Empezó con brío el Real Oviedo el mercado de invierno con dos llegadas y dos salidas en sus primeros compases, síntoma inequívoco de que las cosas no van por el buen camino. El cambio de Nico Fonseca y Thiago Borbas por Salomón Rondón y Brandon Domingues deja la plantilla con el mismo número de fichas, 25, que antes, por lo que no se pueden cerrar nuevos fichajes. Por eso, la urgencia pasa por la operación salida, y el próximo en abandonar el club apunta a la portería, ya que el Oviedo está cerca de cancelar en los próximos días el préstamo de Horatiu Moldovan desde el Atlético de Madrid. El rumano podría buscar los minutos que le han faltado en Portugal y el club azul debate si dar la alternativa a Miguel Narváez con el primer equipo o si fichar otro meta, con Marc Vidal, tercer meta del Celta, bien posicionado.

Arouca y Gil Vicente, además de un conjunto polaco, son los equipos que han llamado a las puertas del Atlético de Madrid para interesarse por la contratación de un Moldovan que hace semanas ya había solicitado al Oviedo salir, tal y como informó LA NUEVA ESPAÑA. El portero aún tiene la esperanza de recuperar su puesto como portero de la selección rumana antes de las eliminatorias para estar en el Mundial. Y en Oviedo, a la sombra de Aarón, lo tiene imposible.

Moldovan será convocado hoy por Almada y estará en el banquillo ante el Betis, pero los planes son que la semana que viene abandone la disciplina azul siempre que se concrete el interés de alguno de los clubes interesados en su contratación. No ha sido el paso más exitoso el del rumano por el conjunto carbayón, eclipsado por la gran temporada de Aarón y reducida su contribución al triste recuerdo copero, con eliminación en Ourense en una noche en la que Moldovan fue el más destacado a pesar de todo.

Alternativas a su marcha

Para cubrir su marcha, el Real Oviedo valora dos soluciones, ambas con sus pros y sus contras. Una es la de tirar de Miguel Narváez, portero que está completando una magnífica temporada en el Vetusta, en el primer equipo. Uno de los efectos positivos de esta medida es que podría mantenerse con ficha del filial, con lo que liberaría un lugar para posibles incorporaciones.
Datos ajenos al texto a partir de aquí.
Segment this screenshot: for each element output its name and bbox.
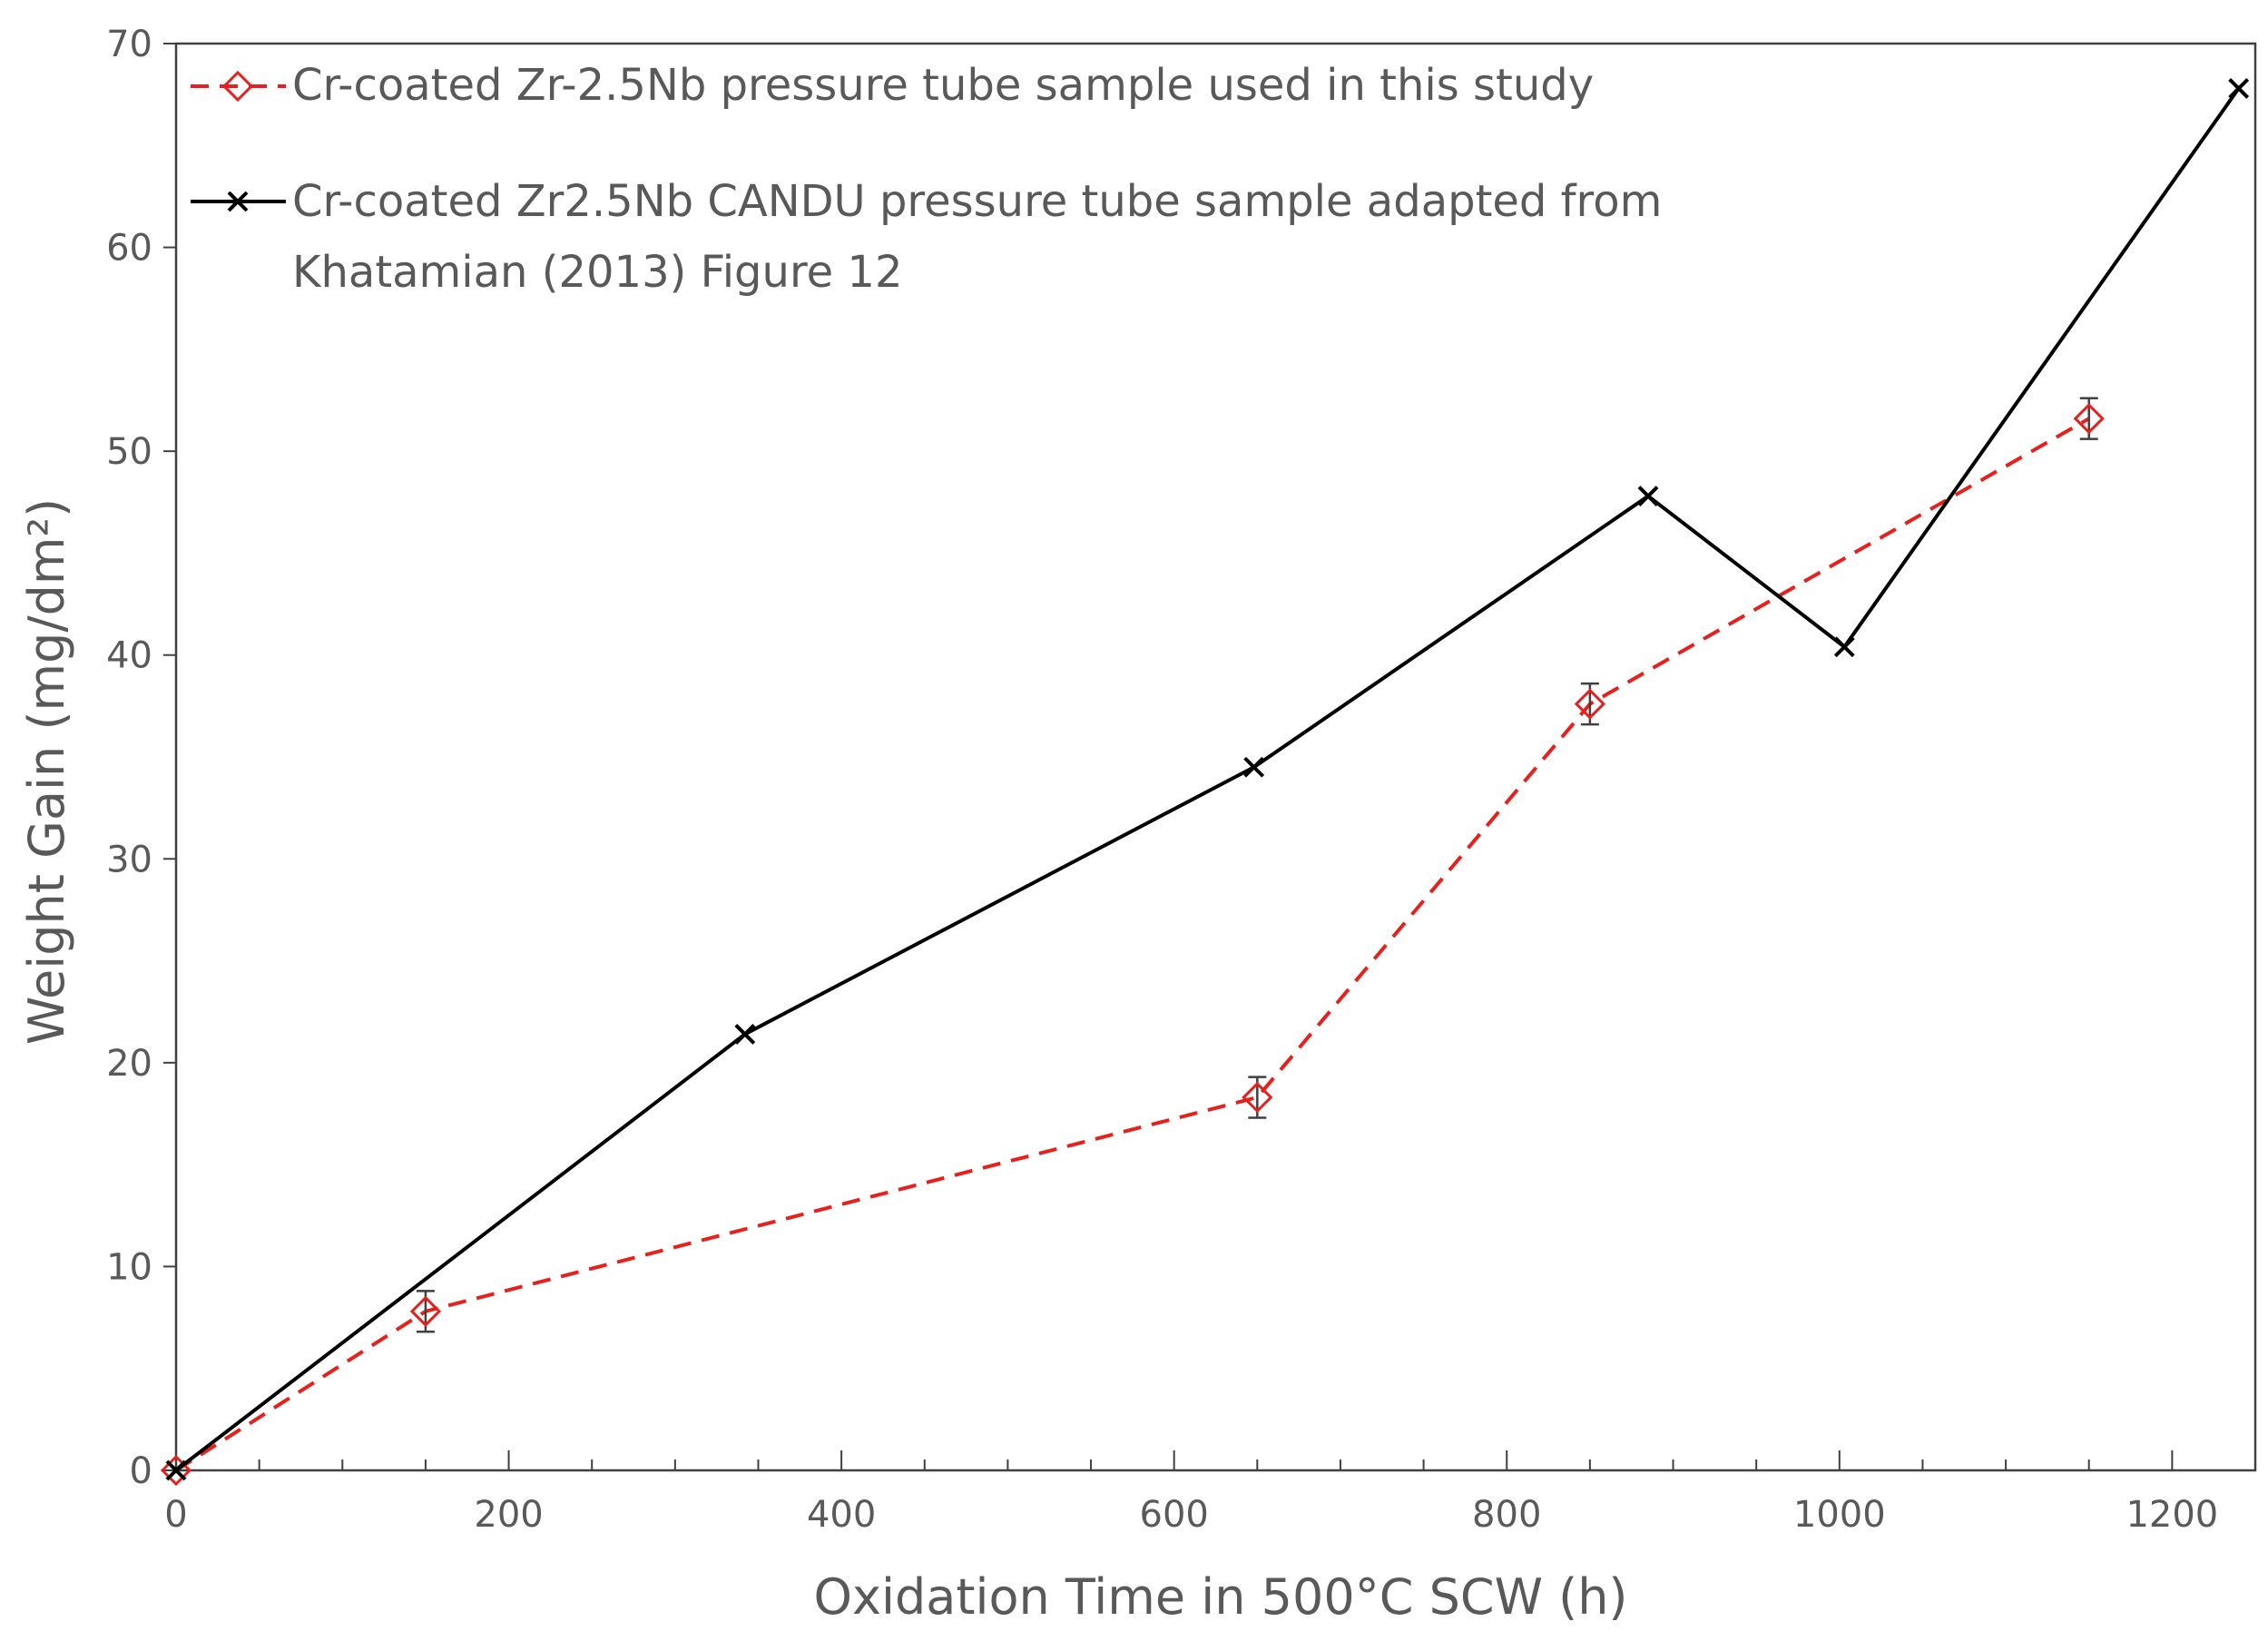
plot-area-frame	[174, 42, 2257, 1472]
data-point	[1243, 756, 1265, 778]
x-tick-label: 1000	[1793, 1494, 1886, 1536]
y-tick-label: 60	[106, 228, 152, 270]
legend-label-khatamian: Cr-coated Zr2.5Nb CANDU pressure tube sa…	[292, 176, 1662, 227]
y-tick-label: 30	[106, 839, 152, 880]
series-line	[174, 87, 2241, 1472]
legend: Cr-coated Zr-2.5Nb pressure tube sample …	[191, 60, 1662, 298]
y-tick-label: 70	[106, 24, 152, 65]
legend-label-khatamian-line2: Khatamian (2013) Figure 12	[292, 247, 903, 298]
series-0	[160, 397, 2105, 1487]
y-axis-title: Weight Gain (mg/dm²)	[18, 498, 75, 1045]
series-layer	[160, 77, 2250, 1487]
x-tick-label: 0	[164, 1494, 187, 1536]
data-point	[1637, 486, 1659, 506]
data-point	[160, 1454, 192, 1487]
data-point	[2073, 403, 2105, 435]
x-tick-label: 800	[1472, 1494, 1541, 1536]
data-point	[1574, 688, 1606, 720]
legend-marker-study	[221, 70, 254, 103]
tick-labels: 0 200 400 600 800 1000 1200 0 10 20 30 40 50 60 70	[106, 24, 2218, 1536]
data-point	[2228, 77, 2250, 99]
axes	[163, 42, 2257, 1472]
x-tick-label: 1200	[2126, 1494, 2218, 1536]
legend-marker-khatamian	[227, 191, 249, 212]
series-line	[174, 417, 2090, 1472]
x-tick-label: 200	[474, 1494, 543, 1536]
x-tick-label: 600	[1140, 1494, 1209, 1536]
data-point	[1833, 636, 1855, 658]
data-point	[409, 1295, 442, 1327]
data-point	[165, 1459, 187, 1481]
data-point	[1242, 1081, 1273, 1114]
y-tick-label: 50	[106, 431, 152, 473]
x-axis-title: Oxidation Time in 500°C SCW (h)	[814, 1568, 1628, 1626]
y-tick-label: 40	[106, 635, 152, 677]
y-tick-label: 0	[130, 1450, 152, 1492]
data-point	[734, 1024, 756, 1045]
series-1	[165, 77, 2250, 1481]
x-tick-label: 400	[807, 1494, 876, 1536]
y-tick-label: 20	[106, 1043, 152, 1085]
legend-label-study: Cr-coated Zr-2.5Nb pressure tube sample …	[292, 60, 1594, 111]
y-tick-label: 10	[106, 1246, 152, 1288]
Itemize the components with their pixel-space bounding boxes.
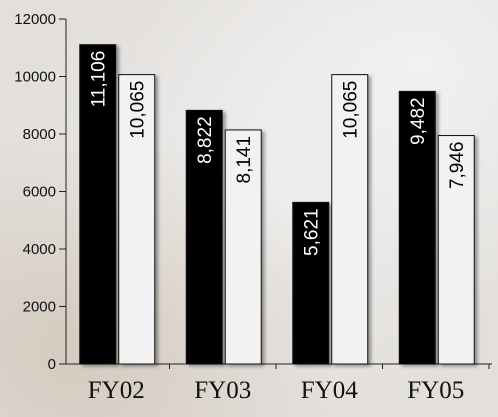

Pero también hay otra posibilidad sobre la mesa, la de cubrir la plaza con un portero con más experiencia, para el caso de que Aarón sufra algún percance. En ese escenario, un perfil que gusta es el que ofrece Marc Vidal, portero del Celta sin oportunidades esta temporada. A sus 25 años, el meta, que fue formado en el Villarreal antes de jugar en los filiales del Betis y el Barcelona, cedido después al Andorra, llegó al Celta hace dos temporadas, primero para defender la portería del filial y desde este año en el primer equipo, aunque por detrás de Radu (el fijo) y de Iván Villar, relegado al rol de tercer portero. El Celta no pondría reparos a su salida en el presente mercado de invierno.